Re brain damage....I definitely worried about that. I was really dulled, and clumsy for at least the first 3 months of sobriety. Concentration was hard. I felt "dumb" at times, like I couldn't connect thoughts together at work. This was extremely frustrating....to the point where at times it felt I performed better hungover than when recovering. Now I feel fantastic and I'm sure it will improve still more.

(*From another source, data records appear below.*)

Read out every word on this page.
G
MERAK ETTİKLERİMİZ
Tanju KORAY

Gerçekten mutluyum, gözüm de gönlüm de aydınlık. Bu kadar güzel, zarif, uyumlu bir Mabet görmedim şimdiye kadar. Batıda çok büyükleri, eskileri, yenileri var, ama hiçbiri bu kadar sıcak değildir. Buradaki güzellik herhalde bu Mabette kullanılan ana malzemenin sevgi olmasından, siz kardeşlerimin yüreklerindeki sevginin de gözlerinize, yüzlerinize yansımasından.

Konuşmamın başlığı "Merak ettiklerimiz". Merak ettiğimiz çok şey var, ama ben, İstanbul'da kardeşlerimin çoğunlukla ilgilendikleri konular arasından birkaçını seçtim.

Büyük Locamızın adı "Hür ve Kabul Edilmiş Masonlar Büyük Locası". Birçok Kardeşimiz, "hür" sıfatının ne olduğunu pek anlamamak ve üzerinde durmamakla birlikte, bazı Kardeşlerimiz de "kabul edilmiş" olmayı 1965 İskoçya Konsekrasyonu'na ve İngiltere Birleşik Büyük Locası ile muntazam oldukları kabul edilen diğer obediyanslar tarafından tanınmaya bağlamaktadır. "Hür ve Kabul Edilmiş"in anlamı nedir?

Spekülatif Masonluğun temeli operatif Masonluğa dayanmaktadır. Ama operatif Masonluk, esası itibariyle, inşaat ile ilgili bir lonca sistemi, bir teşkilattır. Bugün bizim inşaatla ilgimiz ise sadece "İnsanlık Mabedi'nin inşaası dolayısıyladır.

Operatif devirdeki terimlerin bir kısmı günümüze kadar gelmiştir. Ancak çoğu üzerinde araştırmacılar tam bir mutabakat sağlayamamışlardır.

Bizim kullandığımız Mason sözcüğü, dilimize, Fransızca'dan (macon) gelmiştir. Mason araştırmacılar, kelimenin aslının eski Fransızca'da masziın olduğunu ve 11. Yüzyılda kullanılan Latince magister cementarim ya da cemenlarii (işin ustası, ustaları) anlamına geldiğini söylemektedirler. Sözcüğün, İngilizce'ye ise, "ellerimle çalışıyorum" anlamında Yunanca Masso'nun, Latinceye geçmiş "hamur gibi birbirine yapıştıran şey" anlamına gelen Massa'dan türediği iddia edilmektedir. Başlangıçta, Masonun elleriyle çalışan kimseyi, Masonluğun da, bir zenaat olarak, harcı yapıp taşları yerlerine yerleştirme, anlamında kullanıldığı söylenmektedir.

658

I think a 30 day rehab is a good investment now if you have the chance. Your career might not feel like it can wait....but it can wait while you work on the best possible version of you. YOU are worth that investment of time. Particularly with the PTSD. Drugging etc will only delay dealing with it, but you know that, I think.
Keep posting. We all want you to win!
I'm glad to see you back and doing better. This is probably going to be the hardest part of this journey for you. I hope you can stick with it. I remember you saying that money was basically no object for you - I wonder if you could get into some top notch PTSD/substance treatment program. Just a thought.
When I was at Walter Reed I barely remember holding my cell phone, and I was so doped up that I honestly don't remember this incident, but this is what the police told me! I called 911 and was rambling on about something to the dispatcher, and she couldn't understand me so she asked me to speak up. I was told that I screamed that I was a $^%&^*%$ sgt in the &*%$#% %$#&*%& Army, and if she didn't bring me the cookie monster I would blow up the president. It's funny now, but as you can imagine having the VA police question me about the incident was mortifying. But due to "several" calls like this, I was diagnosed with ptsd, and started to heal. Hang in there, things get better in time if you apply yourself.